Beijingers hooked on video game thrills turned real
Escape room puzzles, based on a classic game by a Japanese software company, are attracting young people tired of the karaoke scene

Beijingers have embraced the thrill offered by real-life escape games, with the number of companies based on the attraction growing from about a dozen last year to more than 100.
The entertainment takes its cue from a Japanese video game, first made popular in 2005, in which players are inserted into a mysterious room and must hunt for clues and solve puzzles in order to escape. Within a few years, companies emerged with real-world versions of the game, with entrepreneurs renting industrial space, devising the "solution" and filling it with the necessary furniture and outlandish items.

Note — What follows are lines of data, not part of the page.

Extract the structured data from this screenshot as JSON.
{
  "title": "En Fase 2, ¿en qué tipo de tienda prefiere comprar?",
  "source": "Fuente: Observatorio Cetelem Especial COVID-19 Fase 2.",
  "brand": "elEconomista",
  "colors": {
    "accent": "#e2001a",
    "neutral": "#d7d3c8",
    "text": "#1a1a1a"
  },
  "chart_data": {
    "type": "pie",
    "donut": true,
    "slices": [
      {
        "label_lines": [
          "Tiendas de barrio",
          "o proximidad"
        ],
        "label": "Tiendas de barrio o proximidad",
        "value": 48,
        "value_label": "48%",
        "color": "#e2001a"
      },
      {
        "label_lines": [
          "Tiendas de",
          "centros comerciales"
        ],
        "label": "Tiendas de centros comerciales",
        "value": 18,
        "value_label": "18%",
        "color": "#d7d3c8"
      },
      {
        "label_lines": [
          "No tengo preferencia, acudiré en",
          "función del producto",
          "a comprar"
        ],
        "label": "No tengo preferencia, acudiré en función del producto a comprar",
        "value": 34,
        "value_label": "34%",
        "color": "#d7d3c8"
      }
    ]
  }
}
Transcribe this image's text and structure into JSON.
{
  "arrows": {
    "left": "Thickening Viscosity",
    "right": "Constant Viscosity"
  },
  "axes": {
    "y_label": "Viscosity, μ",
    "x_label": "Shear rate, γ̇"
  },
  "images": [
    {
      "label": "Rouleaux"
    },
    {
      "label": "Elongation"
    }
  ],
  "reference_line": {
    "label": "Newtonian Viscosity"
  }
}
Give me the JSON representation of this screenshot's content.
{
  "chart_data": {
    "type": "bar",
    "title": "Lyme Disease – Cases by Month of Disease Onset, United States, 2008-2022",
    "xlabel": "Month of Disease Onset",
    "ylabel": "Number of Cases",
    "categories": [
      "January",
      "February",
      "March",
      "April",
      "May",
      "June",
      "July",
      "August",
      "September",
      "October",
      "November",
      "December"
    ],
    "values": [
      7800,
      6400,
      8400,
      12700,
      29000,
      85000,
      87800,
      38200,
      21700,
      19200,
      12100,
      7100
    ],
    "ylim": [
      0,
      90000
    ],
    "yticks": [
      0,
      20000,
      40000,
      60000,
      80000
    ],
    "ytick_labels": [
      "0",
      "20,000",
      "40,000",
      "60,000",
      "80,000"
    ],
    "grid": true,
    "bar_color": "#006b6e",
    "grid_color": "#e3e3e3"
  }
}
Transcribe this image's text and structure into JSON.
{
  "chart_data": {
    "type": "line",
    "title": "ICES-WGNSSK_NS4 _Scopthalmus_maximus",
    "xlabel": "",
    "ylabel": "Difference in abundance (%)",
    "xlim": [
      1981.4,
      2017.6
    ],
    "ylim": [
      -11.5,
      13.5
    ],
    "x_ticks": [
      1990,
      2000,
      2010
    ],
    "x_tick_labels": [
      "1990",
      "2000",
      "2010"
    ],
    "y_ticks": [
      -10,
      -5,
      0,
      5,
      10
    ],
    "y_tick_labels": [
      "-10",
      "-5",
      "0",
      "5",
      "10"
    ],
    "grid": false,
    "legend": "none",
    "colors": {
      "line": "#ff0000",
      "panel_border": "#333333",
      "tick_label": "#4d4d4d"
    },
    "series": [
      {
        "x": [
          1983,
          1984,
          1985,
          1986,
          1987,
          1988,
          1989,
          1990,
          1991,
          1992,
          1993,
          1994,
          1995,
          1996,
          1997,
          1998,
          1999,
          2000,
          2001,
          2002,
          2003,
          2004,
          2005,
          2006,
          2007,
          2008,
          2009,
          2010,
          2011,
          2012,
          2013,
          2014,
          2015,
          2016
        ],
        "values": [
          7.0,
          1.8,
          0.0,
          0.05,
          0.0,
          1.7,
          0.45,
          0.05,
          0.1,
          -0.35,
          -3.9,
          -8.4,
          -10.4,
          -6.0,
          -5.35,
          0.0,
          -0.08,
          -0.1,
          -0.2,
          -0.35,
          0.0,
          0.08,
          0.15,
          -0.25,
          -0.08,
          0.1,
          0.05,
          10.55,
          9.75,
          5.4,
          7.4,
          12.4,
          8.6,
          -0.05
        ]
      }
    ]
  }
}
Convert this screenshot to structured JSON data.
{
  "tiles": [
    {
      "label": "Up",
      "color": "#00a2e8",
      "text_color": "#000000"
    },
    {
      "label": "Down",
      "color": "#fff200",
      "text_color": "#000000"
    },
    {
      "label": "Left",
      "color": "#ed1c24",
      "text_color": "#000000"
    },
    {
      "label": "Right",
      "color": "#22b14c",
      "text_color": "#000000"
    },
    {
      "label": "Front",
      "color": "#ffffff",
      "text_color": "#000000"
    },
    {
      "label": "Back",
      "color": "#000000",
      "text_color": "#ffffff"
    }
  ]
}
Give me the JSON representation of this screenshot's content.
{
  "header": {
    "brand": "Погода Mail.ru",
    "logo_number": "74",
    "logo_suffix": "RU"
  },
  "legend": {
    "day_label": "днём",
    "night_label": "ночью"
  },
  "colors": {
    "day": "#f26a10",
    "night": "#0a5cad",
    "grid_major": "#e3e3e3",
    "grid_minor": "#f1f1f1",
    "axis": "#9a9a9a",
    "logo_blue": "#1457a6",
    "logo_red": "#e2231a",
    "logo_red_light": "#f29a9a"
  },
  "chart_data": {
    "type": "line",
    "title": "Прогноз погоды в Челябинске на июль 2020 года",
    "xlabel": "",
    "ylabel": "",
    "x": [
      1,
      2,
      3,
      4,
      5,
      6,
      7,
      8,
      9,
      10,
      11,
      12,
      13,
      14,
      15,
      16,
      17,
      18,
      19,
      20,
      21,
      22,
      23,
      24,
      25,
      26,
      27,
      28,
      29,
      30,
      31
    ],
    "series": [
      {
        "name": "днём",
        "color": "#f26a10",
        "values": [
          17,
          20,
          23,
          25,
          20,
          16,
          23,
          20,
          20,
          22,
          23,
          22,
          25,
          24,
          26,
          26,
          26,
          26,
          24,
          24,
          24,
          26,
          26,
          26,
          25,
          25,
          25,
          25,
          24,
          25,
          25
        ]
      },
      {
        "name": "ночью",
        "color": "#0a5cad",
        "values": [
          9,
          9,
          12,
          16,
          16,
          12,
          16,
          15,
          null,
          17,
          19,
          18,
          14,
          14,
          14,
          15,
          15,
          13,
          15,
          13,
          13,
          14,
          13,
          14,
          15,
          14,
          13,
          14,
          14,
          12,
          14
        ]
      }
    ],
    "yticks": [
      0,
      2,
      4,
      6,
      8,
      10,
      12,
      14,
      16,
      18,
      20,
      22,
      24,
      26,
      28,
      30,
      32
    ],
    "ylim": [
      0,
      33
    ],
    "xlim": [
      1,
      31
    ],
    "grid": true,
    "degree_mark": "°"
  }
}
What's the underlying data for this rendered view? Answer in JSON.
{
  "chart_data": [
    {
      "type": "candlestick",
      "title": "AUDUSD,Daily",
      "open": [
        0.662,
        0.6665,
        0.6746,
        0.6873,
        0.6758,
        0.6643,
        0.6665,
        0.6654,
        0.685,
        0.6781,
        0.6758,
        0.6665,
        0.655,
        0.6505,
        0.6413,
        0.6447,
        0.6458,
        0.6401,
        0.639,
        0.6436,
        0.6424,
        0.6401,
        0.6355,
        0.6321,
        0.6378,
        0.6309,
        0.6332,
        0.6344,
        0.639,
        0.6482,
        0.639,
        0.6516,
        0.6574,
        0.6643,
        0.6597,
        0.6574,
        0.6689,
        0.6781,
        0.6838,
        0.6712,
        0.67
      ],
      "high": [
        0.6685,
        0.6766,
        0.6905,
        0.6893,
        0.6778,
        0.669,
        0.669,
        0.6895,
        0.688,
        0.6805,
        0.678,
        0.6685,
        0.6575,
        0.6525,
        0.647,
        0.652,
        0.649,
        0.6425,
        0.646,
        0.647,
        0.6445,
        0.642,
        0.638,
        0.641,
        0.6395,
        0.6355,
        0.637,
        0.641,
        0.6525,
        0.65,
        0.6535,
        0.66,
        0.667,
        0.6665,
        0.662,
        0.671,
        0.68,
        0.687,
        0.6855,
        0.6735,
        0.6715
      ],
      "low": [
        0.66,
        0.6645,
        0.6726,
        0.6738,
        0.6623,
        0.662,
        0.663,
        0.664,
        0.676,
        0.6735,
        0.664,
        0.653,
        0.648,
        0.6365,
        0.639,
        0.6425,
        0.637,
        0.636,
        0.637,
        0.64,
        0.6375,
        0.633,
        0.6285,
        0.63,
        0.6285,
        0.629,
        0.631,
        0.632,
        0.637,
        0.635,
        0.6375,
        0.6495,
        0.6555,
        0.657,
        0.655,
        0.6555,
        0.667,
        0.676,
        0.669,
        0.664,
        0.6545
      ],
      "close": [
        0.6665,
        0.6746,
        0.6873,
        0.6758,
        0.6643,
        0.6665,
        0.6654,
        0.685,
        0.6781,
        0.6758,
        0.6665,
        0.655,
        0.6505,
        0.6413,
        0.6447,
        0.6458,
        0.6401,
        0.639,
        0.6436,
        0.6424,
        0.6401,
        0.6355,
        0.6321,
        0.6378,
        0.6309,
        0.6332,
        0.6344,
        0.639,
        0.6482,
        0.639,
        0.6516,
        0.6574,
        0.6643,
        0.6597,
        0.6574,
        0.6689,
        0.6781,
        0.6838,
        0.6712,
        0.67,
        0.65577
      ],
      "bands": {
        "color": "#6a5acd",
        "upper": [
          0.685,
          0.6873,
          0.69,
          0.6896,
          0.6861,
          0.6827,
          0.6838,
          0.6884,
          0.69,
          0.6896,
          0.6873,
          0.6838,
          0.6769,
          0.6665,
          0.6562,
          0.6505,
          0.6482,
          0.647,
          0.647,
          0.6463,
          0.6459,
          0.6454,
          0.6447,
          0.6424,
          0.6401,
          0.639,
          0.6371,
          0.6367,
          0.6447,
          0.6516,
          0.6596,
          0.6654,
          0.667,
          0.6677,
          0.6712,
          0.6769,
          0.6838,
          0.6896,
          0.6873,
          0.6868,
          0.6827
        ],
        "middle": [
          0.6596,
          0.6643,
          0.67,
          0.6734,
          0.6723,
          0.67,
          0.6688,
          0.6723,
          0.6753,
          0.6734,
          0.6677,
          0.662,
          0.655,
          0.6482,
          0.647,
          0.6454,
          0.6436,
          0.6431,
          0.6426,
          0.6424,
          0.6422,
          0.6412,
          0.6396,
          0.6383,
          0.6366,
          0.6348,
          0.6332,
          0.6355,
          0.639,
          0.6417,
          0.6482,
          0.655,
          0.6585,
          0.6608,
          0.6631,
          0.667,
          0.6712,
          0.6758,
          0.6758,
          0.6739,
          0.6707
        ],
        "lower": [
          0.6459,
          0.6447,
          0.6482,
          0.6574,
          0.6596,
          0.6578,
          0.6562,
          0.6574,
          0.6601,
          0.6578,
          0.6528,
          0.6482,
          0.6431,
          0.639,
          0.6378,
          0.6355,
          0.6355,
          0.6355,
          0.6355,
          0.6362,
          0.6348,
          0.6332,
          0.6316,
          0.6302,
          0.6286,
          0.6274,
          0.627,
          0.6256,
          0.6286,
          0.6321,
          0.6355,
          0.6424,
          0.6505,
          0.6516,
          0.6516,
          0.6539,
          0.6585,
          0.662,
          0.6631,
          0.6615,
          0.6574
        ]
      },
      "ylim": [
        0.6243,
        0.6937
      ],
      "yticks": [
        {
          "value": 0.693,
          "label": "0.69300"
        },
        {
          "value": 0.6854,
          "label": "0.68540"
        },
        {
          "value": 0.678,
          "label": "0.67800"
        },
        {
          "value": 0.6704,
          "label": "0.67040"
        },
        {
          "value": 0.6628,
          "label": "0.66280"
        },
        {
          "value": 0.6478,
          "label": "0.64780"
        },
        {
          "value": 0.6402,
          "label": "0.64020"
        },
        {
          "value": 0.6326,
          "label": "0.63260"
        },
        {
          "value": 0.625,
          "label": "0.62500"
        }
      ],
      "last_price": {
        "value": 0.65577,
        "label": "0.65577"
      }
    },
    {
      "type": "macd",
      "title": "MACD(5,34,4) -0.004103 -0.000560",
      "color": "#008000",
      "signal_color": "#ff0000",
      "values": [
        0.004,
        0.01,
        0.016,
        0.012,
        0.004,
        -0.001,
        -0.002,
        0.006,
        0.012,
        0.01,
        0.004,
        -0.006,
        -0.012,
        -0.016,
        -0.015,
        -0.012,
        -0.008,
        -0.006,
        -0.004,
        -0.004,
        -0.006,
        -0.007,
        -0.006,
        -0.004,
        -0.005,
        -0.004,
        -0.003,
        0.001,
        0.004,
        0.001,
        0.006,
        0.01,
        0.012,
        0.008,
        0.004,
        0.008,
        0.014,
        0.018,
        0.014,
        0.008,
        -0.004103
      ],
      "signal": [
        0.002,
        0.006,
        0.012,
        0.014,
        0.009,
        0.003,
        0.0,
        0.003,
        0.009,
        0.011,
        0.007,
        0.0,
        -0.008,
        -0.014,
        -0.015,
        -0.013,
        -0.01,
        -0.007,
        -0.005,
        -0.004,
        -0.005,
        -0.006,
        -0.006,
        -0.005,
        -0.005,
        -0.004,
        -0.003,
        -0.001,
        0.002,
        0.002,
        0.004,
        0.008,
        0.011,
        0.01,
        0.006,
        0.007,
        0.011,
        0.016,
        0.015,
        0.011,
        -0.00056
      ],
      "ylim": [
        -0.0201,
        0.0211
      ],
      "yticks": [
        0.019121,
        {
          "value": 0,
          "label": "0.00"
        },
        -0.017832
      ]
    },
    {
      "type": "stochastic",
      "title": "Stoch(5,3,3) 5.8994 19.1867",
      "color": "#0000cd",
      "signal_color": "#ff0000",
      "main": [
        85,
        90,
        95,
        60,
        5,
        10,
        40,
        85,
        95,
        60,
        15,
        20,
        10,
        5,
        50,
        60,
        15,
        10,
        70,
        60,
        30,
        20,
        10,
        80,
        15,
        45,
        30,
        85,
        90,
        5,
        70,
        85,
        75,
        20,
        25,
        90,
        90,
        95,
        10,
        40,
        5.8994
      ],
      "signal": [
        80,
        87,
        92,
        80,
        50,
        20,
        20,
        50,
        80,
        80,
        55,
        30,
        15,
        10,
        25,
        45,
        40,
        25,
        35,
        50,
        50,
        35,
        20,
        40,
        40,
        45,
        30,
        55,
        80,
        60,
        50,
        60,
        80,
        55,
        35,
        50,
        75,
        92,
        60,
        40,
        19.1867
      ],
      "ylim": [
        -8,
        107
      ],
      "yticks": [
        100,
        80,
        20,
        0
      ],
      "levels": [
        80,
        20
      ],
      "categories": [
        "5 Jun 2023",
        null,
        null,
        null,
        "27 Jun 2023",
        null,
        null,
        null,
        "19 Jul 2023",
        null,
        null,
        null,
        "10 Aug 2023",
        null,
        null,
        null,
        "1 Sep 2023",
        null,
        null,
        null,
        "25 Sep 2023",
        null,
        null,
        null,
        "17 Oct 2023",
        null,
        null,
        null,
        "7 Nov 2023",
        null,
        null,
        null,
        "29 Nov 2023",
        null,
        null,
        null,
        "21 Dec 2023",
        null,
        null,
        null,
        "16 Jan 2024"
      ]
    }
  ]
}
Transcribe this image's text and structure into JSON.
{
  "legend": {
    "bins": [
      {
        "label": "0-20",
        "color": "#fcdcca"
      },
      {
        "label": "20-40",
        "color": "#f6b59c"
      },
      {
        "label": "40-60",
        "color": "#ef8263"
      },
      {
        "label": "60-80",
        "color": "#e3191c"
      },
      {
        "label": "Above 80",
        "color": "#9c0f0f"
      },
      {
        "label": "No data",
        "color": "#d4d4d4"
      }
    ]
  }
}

The trend caught on, with rooms popping up in Harbin in Heilongjiang province , Shanghai and Nanjing in Jiangsu province, as well as in cities outside the mainland, such as Hong Kong.
Tang Yuhong, 30, opened her Lost Real-life Room Escape Studio in the capital last September. It cost her about 100,000 yuan (HK$127,000) to decorate a 44 square metre studio themed as a ghost ship from the 16th century.
"It's very competitive to run the studio, there are so many of them in Beijing now," Tang said. "It's cheap to start the business, but it's challenging to design the puzzles and keep attracting customers."
Groups of at least five people pay 80 yuan each to use the space for an hour. Tang said her prices were higher than those of other studios because she had invested more.
"Someone can simply rent a two or three-bedroom apartment, stick some wallpaper up, arrange a few tables and chairs and run it," she said. "They will still have customers, because right now most young people are tired of dining out, going to karaoke, playing cards or board games. The real-life room-escape games are fresh and trendy."